This was the allocated book of my first-ever meeting with a newly formed local book club. By the time I started it, I thought I’d left it too late to finish before the meeting – then I read it compulsively in about three days. I finished it in tears as sunlight encroached across my living room floor on a long Sunday morning.
In short, the novel is about a young boy, Oskar Schell, who loses his father in the September 11 terrorist attacks. Oskar is a precocious nine-year-old, and his father encouraged his inquisitive mind by often setting him tasks and puzzles. So, when his father dies and Oskar finds a key in an envelope with the word ‘Black’ written on it hidden in a vase, he sets out to solve what he hopes is his father’s last journey of discovery for him – by travelling throughout New York meeting everybody with the surname Black.
It was at this point that the book became a little far-fetched – even when you find out that Oskar’s mother had become aware of her sons journey and, despite not knowing the full details, pre-contacted his ‘Blacks’ ahead of his arrival would she 1. really have allowed a nine-year-old in post-911 New York to travel across the city alone (or, as it turns out, accompanied by an elderly stranger)? or 2. as a grieving and apparently very busy lawyer, had the foresight and will to play a behind the scenes role in the entire elaborate scheme for his sake, without actually knowing what he was looking for or what the result would be?

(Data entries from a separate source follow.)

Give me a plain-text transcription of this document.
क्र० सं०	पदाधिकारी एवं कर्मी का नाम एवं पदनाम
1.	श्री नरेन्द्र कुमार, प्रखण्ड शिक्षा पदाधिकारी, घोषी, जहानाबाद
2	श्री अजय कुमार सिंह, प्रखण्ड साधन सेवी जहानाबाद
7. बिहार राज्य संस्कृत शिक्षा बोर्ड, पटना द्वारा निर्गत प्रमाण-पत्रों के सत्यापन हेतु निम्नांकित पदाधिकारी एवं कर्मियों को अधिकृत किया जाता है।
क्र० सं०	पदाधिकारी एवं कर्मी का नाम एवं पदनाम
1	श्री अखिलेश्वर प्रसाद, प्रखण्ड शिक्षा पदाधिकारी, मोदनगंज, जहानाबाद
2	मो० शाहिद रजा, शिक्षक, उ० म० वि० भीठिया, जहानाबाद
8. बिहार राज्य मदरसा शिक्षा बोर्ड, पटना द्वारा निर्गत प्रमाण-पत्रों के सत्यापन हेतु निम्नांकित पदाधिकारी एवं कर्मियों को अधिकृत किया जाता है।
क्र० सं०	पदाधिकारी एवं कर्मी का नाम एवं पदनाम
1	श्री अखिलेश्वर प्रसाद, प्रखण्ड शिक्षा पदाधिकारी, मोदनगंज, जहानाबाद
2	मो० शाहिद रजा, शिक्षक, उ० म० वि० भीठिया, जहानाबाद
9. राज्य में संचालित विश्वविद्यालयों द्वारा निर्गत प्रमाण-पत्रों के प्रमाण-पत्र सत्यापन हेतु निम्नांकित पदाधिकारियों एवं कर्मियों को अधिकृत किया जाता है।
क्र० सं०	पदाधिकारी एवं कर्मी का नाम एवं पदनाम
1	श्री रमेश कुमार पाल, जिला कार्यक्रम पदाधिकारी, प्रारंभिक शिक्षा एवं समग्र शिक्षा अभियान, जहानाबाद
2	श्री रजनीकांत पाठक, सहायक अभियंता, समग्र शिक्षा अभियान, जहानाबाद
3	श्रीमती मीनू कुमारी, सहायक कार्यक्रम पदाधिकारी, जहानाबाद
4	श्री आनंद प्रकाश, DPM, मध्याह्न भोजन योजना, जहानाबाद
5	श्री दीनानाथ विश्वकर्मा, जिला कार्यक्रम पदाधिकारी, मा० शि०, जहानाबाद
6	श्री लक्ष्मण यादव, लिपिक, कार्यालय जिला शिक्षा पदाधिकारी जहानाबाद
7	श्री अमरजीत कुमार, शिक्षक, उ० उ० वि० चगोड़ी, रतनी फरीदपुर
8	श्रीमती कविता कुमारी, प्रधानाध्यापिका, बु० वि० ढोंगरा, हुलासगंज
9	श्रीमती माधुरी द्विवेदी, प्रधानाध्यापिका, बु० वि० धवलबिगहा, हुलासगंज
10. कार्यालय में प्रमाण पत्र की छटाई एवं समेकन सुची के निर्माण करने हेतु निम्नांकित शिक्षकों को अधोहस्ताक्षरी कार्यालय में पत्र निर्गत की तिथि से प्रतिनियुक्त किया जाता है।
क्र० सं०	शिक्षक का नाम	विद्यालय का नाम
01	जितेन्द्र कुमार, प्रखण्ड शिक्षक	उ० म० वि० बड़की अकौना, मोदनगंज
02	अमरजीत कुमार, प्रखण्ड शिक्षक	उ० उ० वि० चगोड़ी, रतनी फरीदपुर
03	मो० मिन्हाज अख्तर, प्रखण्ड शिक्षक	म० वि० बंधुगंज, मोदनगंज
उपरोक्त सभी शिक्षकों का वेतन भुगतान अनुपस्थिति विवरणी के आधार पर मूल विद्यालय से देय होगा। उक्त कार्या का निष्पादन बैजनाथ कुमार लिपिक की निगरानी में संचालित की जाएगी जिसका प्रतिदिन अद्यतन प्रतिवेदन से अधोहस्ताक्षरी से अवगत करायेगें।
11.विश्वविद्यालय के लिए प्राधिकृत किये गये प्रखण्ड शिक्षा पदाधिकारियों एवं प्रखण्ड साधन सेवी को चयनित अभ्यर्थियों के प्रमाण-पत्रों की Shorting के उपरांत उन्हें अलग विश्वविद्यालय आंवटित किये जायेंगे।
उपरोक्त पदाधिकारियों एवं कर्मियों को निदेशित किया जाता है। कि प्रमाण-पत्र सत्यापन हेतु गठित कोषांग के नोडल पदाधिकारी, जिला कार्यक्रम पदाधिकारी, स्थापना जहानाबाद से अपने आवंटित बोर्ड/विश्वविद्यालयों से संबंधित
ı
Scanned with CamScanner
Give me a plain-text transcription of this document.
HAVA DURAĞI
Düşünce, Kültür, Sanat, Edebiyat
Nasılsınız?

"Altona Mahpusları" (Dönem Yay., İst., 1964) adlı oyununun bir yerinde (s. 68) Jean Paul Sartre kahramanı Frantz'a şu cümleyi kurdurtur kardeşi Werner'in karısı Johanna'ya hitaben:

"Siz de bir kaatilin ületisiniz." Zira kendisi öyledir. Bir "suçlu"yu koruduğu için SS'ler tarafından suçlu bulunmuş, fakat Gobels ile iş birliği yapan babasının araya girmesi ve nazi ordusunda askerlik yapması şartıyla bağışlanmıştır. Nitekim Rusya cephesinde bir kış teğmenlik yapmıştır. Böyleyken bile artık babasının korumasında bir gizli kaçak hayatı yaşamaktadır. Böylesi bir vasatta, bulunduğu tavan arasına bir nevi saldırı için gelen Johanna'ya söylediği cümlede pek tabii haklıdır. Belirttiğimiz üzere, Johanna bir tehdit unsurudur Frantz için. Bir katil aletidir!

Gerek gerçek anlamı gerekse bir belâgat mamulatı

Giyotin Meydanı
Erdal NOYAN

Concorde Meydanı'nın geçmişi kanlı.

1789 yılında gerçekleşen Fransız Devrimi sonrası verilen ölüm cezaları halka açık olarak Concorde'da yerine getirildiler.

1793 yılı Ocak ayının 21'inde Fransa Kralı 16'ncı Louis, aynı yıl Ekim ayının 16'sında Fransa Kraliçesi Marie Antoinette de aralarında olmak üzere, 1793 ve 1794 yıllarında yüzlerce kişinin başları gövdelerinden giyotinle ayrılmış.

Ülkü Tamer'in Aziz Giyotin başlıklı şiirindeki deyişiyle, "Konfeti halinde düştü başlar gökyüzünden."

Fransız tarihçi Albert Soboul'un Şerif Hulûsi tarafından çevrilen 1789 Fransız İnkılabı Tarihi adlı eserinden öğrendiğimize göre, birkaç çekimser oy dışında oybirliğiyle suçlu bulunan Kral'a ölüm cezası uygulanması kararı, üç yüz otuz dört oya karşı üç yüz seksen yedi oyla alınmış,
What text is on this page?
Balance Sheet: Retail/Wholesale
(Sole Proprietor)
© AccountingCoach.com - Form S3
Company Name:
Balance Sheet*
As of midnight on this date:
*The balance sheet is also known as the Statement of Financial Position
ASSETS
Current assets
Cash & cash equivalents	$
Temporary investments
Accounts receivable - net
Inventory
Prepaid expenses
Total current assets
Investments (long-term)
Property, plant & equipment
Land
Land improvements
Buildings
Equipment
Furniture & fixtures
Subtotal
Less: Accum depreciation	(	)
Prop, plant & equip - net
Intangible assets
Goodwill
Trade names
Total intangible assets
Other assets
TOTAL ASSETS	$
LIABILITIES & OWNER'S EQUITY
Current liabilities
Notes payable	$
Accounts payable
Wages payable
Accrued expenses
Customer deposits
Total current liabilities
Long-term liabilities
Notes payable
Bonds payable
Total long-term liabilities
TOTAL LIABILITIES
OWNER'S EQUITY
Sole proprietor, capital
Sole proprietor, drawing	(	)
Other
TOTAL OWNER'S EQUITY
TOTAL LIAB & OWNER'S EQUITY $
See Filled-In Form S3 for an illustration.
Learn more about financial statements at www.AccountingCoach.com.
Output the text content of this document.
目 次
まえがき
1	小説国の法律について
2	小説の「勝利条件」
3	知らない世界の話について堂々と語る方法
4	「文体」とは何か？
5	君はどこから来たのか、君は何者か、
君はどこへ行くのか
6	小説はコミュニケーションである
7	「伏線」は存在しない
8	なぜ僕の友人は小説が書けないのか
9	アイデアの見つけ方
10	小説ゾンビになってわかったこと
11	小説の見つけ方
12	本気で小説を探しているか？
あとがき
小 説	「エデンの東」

However, other than that criticism – and with suspended disbelief – the plot was engaging and the characters that you met in the Blacks of New York were often symbolic and usually very moving. Oskar’s grief (his “heavy boots”) is believable and sad – particularly the secret he carries on his little shoulders of having heard his father’s final voice messages, found himself unable to answer the ringing phone in the crucial moment and having hidden the answering machine from his mother. He sometimes bears the guilt by “giving [himself] a little bruise” which is heart-breaking in both its gravity and innocence.
Oskar’s story runs parallel with that of his grandparents – narrated largely through letters, and often set in WWII Germany. The relationship between Oskar’s German grandparents is highly unusual, sometimes a little confronting but moving in its own right and Foer’s main outlet for experimental prose – not all of which was easy to follow.
Another technique used by Foer in this book was imagery and representative fonts/text – a la The Curious Incident of the Dog in the Night Time and (I’m told, having never read it) Diary of a Wimpy Kid. So, for example, when we’re told Oskar’s mute grandfather writes one word in the centre of the page, the next page has just one word in the centre of the page (possibly another reason this was such a quick read). Or, when Oskar is looking through his secret collection of print outs and magazine cut-outs, we see the same pictures on the page that he describes. Some in the book club said they found this distracting, and I can see their point to an extent. But I appreciated the effectiveness of the technique in some instances – particularly in the epistolary sections, and as a reminder of some of that shocking and infamous imagery that came out of 911, which I have to confess I found myself morbidly revisiting online whilst reading this book. However, I also thought the technique sometimes unnecessary and borderline pretentious – as if Foer was just doing it because he could, rather than to complement the text or add meaning.
There is a movie adaptation of this book starring Tom Hanks and Sandra Bullock as Oskar’s parents. I haven’t seen it yet and am reluctant to, one reason being because it combines two central characters into one, and another because I can’t imagine how a book so reliant on the written word for effect could translate well onto screen.
Next Book Club book is The Other Hand by Chris Cleave.